Updated trial results were recently introduced in a presentation, titled “Results from a second-line (2L) NSCLC cohort treated with M7824 (MSB0011359C), a bifunctional fusion protein targeting TGF-β and PD-L1,“ at the 2018 American Society of Clinical Oncology (ASCO) Annual Meeting in Chicago.
Researchers believe the effectiveness of treatments targeting PD-L1 — a protein used by cancer cells to evade immune attack when bound to PD-1 in T-cells — could be improved with the simultaneous inhibition of the TGF-beta pathway. TGF-beta is a type of molecule called a cytokine whose inhibition promotes tumor immunosuppression.
Studies indicate that second-line or later treatment with PD-L1 therapies reduces tumor size in 12-19 percent of NSCLC patients, which highlights the need for better treatments.
M7824 is an immunotherapy from EMD Serono (which is Merck KGaA’s designation in the U.S. and Canada) with a dual mechanism of action, bringing together a so-called TGF-beta trap with an anti-PD-L1 mechanism. This strategy aims to boost the anti-cancer activity of the immune system by targeting the two immunosuppressive pathways and controlling tumor growth.

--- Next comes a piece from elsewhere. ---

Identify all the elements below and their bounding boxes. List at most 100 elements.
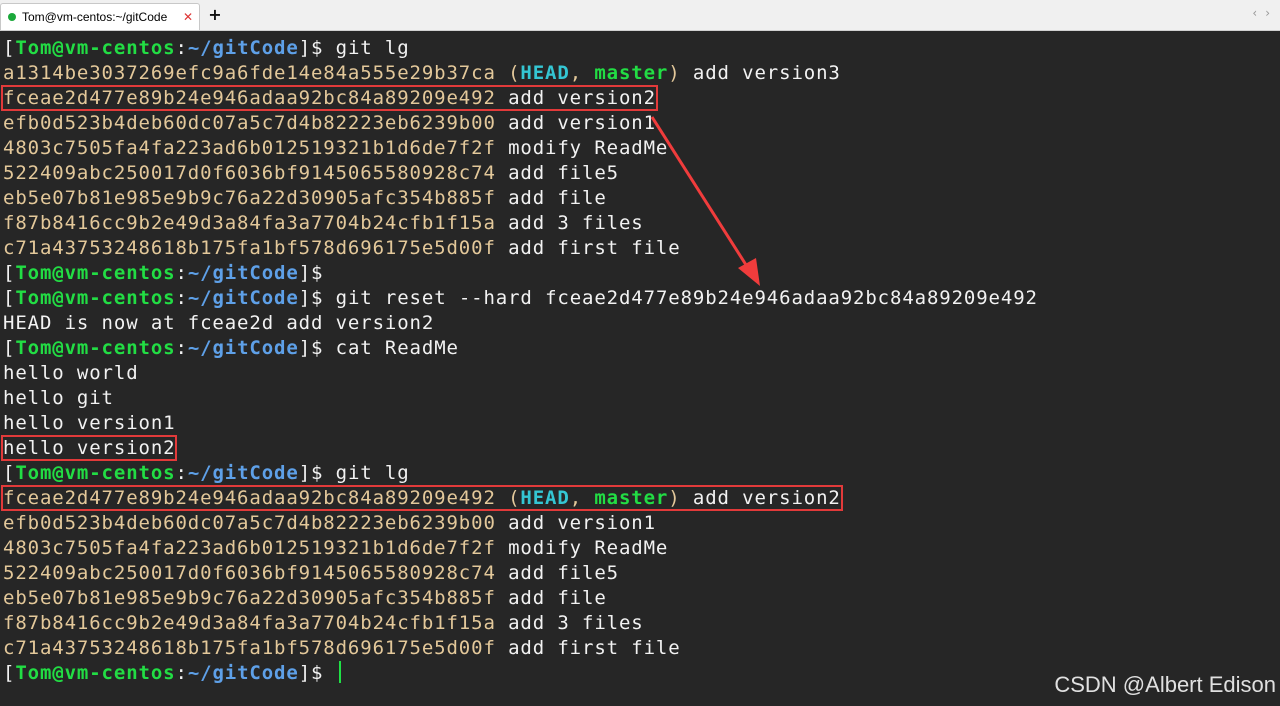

“M7824’s dual approach to fighting cancer, which brings together a [TGF-beta] trap with the anti-PD-L1 mechanism, complements our existing immuno-oncology portfolio,” Luciano Rossetti, MD, global head of research and development at Merck KGaA’s biopharma business in Germany, said in a press release.
The ongoing Phase 1 trial (NCT02517398) is studying M7824 in metastatic or locally advanced solid tumors. Aiming to enroll about 587 patients, the trial is still recruiting participants at 145 sites in the U.S., the U.K, Canada, Australia, Europe, Korea, Taiwan, and Japan.

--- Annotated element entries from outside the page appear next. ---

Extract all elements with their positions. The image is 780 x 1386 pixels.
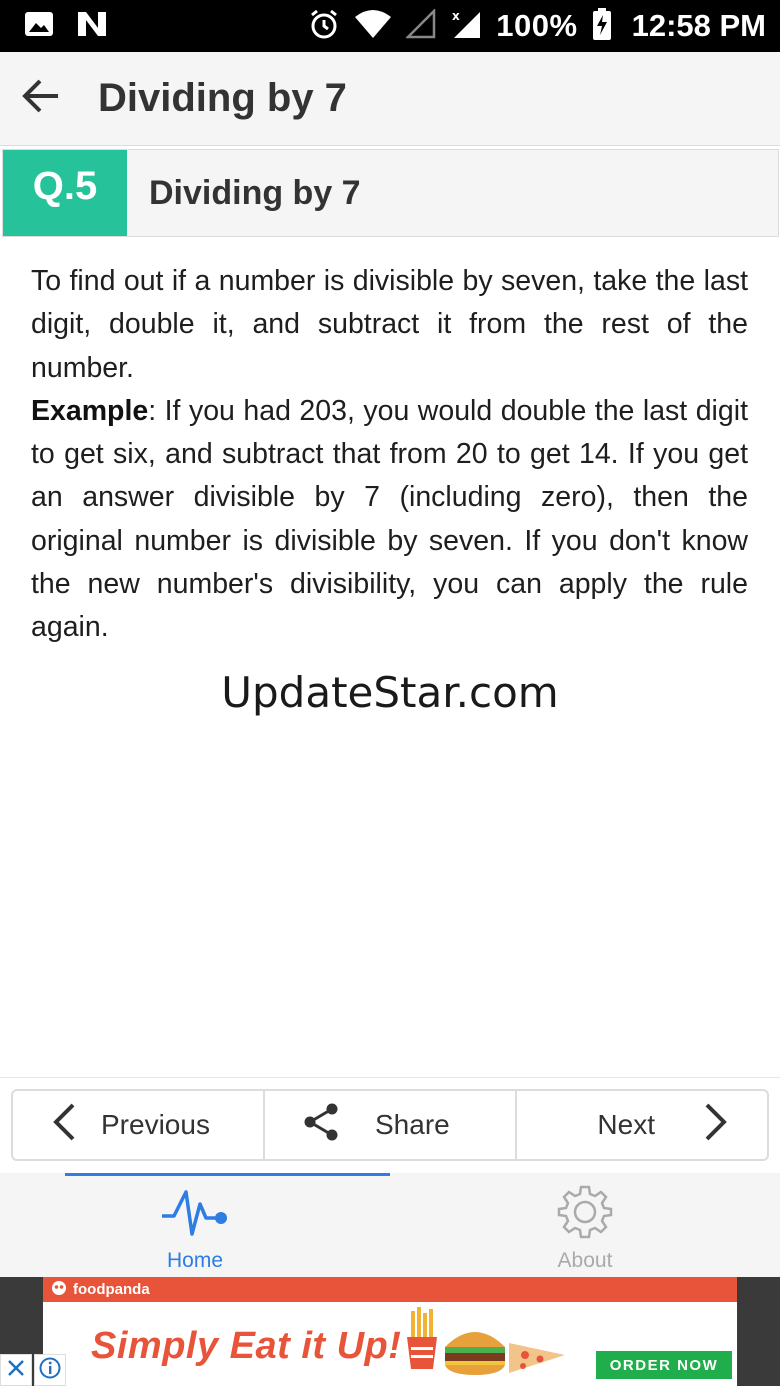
chevron-right-icon: [703, 1102, 729, 1149]
example-label: Example: [31, 394, 149, 427]
status-bar: x 100% 12:58 PM: [0, 0, 780, 52]
clock: 12:58 PM: [631, 8, 766, 43]
example-paragraph: Example: If you had 203, you would doubl…: [31, 390, 748, 650]
ad-close-button[interactable]: [0, 1354, 32, 1386]
question-number-badge: Q.5: [3, 150, 127, 236]
navigation-area: Previous Share Next: [0, 1077, 780, 1173]
ad-banner[interactable]: foodpanda Simply Eat it Up! ORDER NOW: [43, 1277, 737, 1386]
bottom-tab-bar: Home About: [0, 1173, 780, 1277]
tab-home-label: Home: [166, 1249, 224, 1272]
ad-slogan: Simply Eat it Up!: [91, 1325, 402, 1367]
heartbeat-icon: [160, 1181, 230, 1243]
tab-about[interactable]: About: [390, 1173, 780, 1277]
close-icon: [6, 1358, 26, 1383]
navigation-bar: Previous Share Next: [11, 1089, 769, 1161]
ad-brand: foodpanda: [73, 1281, 150, 1298]
signal-icon: x: [450, 8, 482, 45]
image-notification-icon: [24, 11, 54, 42]
ad-area: foodpanda Simply Eat it Up! ORDER NOW: [0, 1277, 780, 1386]
share-button[interactable]: Share: [263, 1091, 515, 1159]
watermark: UpdateStar.com: [221, 668, 559, 717]
question-title: Dividing by 7: [149, 173, 361, 212]
example-text: : If you had 203, you would double the l…: [31, 394, 748, 644]
previous-button[interactable]: Previous: [13, 1091, 263, 1159]
share-icon: [303, 1103, 339, 1148]
info-icon: [39, 1357, 61, 1384]
app-bar: Dividing by 7: [0, 52, 780, 146]
share-label: Share: [375, 1109, 450, 1140]
question-content: To find out if a number is divisible by …: [31, 260, 748, 650]
signal-empty-icon: [405, 7, 436, 44]
tab-home[interactable]: Home: [0, 1173, 390, 1277]
n-notification-icon: [76, 10, 108, 43]
alarm-icon: [308, 8, 340, 45]
arrow-left-icon: [21, 78, 61, 119]
panda-logo-icon: [51, 1280, 67, 1300]
page-title: Dividing by 7: [98, 76, 347, 120]
chevron-left-icon: [51, 1102, 77, 1149]
question-header: Q.5 Dividing by 7: [2, 149, 779, 237]
wifi-icon: [354, 9, 392, 44]
rule-paragraph: To find out if a number is divisible by …: [31, 265, 748, 384]
next-button[interactable]: Next: [515, 1091, 767, 1159]
previous-label: Previous: [101, 1109, 210, 1140]
next-label: Next: [597, 1109, 655, 1140]
ad-info-button[interactable]: [34, 1354, 66, 1386]
ad-brand-strip: foodpanda: [43, 1277, 737, 1302]
battery-charging-icon: [592, 7, 612, 45]
battery-percent: 100%: [496, 8, 578, 43]
back-button[interactable]: [6, 64, 76, 134]
tab-about-label: About: [557, 1249, 613, 1272]
order-now-button[interactable]: ORDER NOW: [596, 1351, 732, 1379]
food-illustration-icon: [405, 1307, 575, 1382]
svg-text:x: x: [452, 9, 460, 23]
gear-icon: [557, 1181, 613, 1243]
active-tab-indicator: [65, 1173, 390, 1176]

In the expansion part of the trial, a group of patients with advanced NSCLC, whose cancer progressed after first-line standard treatment without immunotherapy, was randomly assigned to either 500 mg or 1,200 mg of M7824 (40 patients each) every two weeks until cancer progression, unacceptable toxicity, or study withdrawal.
As of the data analysis cutoff on Oct. 25, 2017, patients had received M7824 for a median of 11.9 weeks, with a median follow-up of 35.2 weeks. At the time the study was submitted to the ASCO meeting, 17 patients taking the recommended 1,200 mg dose were still on treatment.
Overall, 25% of patients responded to M7824 — 22.5% of patients taking 500 mg and 27.5% of those receiving the higher dose. Response rates were notably better in patients with high PD-L1 levels (more than 80% of cancer cells producing the marker) than in those with low PD-L1 expression — 71.4% versus 40.7%.
The most common treatment-related adverse events were itchy skin, small, red spots on the skin with bumps, and reduced appetite. More severe or worse treatment-related adverse events occurred in 20 patients, while six had to stop treatment. No medication-related deaths were reported.
“M7824 monotherapy had promising efficacy across PD-L1 subgroups,” the researchers concluded, while also noting that the treatment was well-tolerated.